When Jennifer Davenport went to Costco on Monday for some basic essentials, she said she saw everybody walking out with those same items in their baskets.

"The thought of running out of something because everyone else was freaking out caused me to have a slight panic of just wanting to make sure that I'm safe and that my family's safe," Davenport said.

Costco did not immediately respond to ABC10 questions about how they plan to keep up with the demand for basic supplies.

Do people really need to panic, though? Solano County Health Officer Dr. Bela Matyas said not so much.

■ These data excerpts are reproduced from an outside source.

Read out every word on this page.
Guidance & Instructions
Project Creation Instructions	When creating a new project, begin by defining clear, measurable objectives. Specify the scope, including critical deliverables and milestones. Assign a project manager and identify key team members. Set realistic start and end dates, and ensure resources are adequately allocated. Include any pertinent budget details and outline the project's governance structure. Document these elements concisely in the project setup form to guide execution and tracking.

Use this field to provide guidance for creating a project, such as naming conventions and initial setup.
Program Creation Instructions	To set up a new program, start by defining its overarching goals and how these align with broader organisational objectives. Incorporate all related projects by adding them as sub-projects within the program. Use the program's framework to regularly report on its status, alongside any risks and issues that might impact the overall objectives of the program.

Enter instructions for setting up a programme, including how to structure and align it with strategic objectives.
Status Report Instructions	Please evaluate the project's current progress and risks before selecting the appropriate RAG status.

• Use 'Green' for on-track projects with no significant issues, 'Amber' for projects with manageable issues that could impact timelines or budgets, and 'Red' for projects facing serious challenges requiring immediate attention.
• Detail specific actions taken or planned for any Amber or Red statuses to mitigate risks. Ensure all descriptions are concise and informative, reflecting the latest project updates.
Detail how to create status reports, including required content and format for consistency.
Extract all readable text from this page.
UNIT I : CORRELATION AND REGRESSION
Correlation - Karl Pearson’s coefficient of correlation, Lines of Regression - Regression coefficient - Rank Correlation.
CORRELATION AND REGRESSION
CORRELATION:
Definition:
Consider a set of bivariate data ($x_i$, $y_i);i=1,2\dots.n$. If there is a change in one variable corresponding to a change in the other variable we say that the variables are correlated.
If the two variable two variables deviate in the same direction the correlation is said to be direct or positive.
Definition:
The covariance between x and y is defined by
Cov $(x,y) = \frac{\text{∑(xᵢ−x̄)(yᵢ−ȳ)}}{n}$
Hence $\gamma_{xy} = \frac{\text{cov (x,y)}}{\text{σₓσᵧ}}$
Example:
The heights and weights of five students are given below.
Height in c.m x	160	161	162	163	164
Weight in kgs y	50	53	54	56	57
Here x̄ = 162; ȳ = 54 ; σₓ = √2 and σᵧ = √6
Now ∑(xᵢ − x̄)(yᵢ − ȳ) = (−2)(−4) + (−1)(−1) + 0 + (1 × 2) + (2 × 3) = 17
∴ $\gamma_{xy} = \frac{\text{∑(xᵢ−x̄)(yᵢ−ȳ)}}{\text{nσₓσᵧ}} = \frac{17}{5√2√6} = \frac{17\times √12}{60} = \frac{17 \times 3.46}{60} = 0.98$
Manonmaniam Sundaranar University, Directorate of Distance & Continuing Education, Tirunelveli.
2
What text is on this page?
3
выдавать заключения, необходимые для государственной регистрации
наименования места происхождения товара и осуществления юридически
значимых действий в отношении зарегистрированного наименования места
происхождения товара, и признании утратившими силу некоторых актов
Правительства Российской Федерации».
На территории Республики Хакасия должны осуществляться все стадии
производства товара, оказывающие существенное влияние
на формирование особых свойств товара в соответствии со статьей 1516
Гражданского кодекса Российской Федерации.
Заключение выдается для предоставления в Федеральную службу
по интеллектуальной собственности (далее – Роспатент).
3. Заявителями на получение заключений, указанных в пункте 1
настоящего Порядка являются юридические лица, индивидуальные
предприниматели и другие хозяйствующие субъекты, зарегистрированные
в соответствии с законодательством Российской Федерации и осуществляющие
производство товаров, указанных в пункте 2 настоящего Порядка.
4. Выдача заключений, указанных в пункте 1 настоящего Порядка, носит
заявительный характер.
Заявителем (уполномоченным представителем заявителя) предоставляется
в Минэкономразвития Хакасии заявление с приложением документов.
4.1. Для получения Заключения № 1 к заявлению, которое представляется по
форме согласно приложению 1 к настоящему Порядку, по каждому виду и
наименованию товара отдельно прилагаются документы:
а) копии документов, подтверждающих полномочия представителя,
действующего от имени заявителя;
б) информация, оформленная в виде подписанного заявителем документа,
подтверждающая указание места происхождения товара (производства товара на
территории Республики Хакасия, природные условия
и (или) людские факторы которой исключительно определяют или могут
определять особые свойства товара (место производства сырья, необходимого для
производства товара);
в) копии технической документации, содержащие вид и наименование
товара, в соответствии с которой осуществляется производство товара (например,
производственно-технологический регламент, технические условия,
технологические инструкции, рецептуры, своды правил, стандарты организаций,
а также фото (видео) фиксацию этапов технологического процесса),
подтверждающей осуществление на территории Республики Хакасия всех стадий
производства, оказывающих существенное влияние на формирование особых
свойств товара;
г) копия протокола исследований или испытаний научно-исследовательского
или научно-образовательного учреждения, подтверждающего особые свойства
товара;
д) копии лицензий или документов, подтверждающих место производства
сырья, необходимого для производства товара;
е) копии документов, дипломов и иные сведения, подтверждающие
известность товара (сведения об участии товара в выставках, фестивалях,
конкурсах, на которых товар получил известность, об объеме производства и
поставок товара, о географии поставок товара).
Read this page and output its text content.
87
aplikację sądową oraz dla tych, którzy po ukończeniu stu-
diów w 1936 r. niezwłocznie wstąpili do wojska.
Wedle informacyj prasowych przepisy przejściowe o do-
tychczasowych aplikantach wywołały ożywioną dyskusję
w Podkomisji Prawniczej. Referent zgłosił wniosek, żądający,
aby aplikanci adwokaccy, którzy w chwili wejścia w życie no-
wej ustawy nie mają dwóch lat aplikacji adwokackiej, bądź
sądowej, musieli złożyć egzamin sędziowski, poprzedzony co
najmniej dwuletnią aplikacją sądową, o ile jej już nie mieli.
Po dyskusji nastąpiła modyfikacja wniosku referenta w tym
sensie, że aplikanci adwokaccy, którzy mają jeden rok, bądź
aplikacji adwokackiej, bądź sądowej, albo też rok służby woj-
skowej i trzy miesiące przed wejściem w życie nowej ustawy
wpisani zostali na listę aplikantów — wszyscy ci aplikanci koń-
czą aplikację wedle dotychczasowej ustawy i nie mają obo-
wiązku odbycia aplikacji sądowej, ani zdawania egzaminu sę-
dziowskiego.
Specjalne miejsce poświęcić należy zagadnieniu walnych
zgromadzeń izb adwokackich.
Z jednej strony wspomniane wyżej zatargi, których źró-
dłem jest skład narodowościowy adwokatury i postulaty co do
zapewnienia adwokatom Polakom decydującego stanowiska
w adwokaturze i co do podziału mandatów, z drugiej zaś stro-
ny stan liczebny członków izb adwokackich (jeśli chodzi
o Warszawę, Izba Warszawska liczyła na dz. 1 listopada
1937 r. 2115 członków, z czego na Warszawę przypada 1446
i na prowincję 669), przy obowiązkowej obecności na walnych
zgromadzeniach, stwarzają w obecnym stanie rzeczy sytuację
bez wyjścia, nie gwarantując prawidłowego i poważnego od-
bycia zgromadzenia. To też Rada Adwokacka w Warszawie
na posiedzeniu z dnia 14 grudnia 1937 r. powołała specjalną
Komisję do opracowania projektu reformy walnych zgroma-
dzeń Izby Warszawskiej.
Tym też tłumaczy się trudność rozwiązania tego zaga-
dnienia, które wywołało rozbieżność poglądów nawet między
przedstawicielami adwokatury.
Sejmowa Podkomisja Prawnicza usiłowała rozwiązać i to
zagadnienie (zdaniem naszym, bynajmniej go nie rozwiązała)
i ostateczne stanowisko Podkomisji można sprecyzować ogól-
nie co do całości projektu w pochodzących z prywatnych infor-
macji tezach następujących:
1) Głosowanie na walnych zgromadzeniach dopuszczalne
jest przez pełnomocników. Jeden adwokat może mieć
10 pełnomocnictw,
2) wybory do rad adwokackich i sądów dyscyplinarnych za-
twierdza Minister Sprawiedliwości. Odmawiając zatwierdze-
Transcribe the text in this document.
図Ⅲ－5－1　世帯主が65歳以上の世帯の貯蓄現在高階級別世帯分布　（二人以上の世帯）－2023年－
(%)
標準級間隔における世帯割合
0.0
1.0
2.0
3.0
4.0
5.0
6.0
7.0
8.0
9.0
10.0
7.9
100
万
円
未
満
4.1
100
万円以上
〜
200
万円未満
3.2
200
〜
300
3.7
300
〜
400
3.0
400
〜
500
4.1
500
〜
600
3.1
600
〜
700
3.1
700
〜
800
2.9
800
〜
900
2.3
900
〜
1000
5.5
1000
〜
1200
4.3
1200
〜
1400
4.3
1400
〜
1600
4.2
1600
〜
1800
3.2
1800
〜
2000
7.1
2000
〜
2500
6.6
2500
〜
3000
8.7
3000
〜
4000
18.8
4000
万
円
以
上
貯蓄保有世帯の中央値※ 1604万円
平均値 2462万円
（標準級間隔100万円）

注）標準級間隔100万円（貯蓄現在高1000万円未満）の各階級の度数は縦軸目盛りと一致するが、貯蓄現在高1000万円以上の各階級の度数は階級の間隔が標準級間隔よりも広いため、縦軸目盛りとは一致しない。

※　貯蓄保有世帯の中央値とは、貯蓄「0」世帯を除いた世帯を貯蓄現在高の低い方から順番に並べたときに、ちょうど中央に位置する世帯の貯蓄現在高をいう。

"I think people are experiencing anxiety, maybe some fear, and that's totally understandable," Matyas said. "We're dealing with a new disease, a lot of unknowns."

Matyas said it's a good idea to be prepared for anything, especiallt living in an area prone to natural disasters like wildfires, earthquakes and even mass blackouts like the ones PG&E customers experienced last fall.

"I think it is always wise to have extra batteries on hand, extra water on hand, make sure you have enough medicine to cover you in case you can't get to your doctor for awhile," Matyas said. "So, yes, that sort of preparation makes a lot of sense."

But when it comes to the coronavirus, Matyas said this might be a little premature.

"If you're asking if people should do that specifically for the coronavirus, I would say no, because there's nothing about this disease so far that would indicate the need for that," Matyas said. "But if anxiety about the coronavirus helps us be smarter about living in California overall, then let's take advantage of it."